В Индии приватность остается роскошью богачей. Бедняки, ютящиеся в тесных, перенаселенных пространствах, никогда не бывают одни. Многие обездоленные индийцы вынуждены совершать одну из самых интимных функций, свои естественные телесные отправления, на улице. Тот же, у кого есть собственная комната, должен быть при деньгах. (Не думаю, что Вирджиния Вулф когда‑то бывала в Индии, но ее афоризм остается актуален – даже там, даже для мужчин.)

Дефицит рождает спрос, и для большей части населения Земли собственная комната – в особенности для женщин – до сих пор остается предметом мечтаний. Однако на жадном Западе, где внимание сделалось чем‑то самым желанным, где погоня за подписчиками и лайками сделалась неуемной, приватность стала ненужной, нежеланной, даже абсурдной.

Элиза и я, мы выбрали быть людьми приватными.

Это не означает, что мы держали наши отношения в секрете. О них знали мои родственники и ее тоже. Знали мои друзья и ее знали. Мы вместе выходили ужинать, ходили в театры, болели на стадионе за “Янки”, посещали художественные галереи, отплясывали на рок-концертах. Вели, короче говоря, обычную для ньюйоркцев жизнь. Но мы сторонились социальных медиа. Я не “лайкал” ее, она не “лайкала” меня. В результате чего на пять лет, три месяца и одиннадцать дней мы полностью исчезли с радаров.

Мы доказали, как мне кажется, что даже в эту эпоху зависимости от внимания два человека все еще могут вести, при том довольно открыто, счастливую приватную жизнь.

А потом появился нож, разрезавший эту жизнь на куски.


Когда мне было 20 лет и я учился в Кингс-колледже, Кембридж, прославленный антрополог Эдмунд Лич был провостом этого колледжа (“провостом” на языке Кингса именовался президент). В тот год, 1967‑й, в год легендарного “Лета любви”, Хейт – Эшбери и цветов в волосах, знаменитые лекции Рейта на радио BBC читал Лич. Его выступления сделались притчей во языцех благодаря одной фразе. Вот она: “Семья, с ее ограниченной приватностью и пошлыми секретиками, является источником всех наших неудовлетворенностей”.

1967‑й не был удачным для идеи семьи годом, поскольку молодое поколение – мое поколение – либо включилось, настроилось и выпало, как рекомендовал Тимоти Лири, либо – не в Британии, но в Америке – было поставлено под ружье и отправлено во Вьетнам под музыку Country Joe and the Fish “Я чувствую, что готов умереть” (“Станьте первыми в своем квартале, чей сын приедет домой в гробу”). К ужасу консерваторов по обе стороны океана семьи разрушались в результате политических протестов, совместного приема психоделических наркотиков, так называемой “контркультуры”, так что лекция Эдмунда Лича, прочитанная в самом сердце британского истеблишмента, показалась некоторым бунтарским шагом, призывом к революции.

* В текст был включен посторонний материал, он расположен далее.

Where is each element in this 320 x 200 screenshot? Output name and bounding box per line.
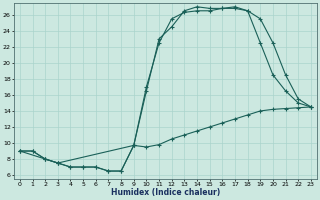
X-axis label: Humidex (Indice chaleur): Humidex (Indice chaleur)	[111, 188, 220, 197]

Что касается меня, я не находил общего языка со своим отцом, который, помимо прочего, сделался склонным к агрессии пьяницей. Мы с сестрами знали о его ночных приступах ярости, однако наша мама сделала все, чтобы оградить нас от них. Мы знали, что вечерами следует держаться от него подальше. Знали, что, если у отца красные глаза, лучше за завтраком помалкивать. Но мы очень редко – считаные разы – испытывали всю мощь его гнева, порожденного виски. Когда в январе 1961 года мы с ним прилетели в Англию, где я должен был учиться в школе-интернате, мы провели вместе несколько дней в Лондоне перед началом семестра. Мы жили в одном гостиничном номере, и я скоро понял, что виски “Джонни Уокер” будет также проживать вместе с нами.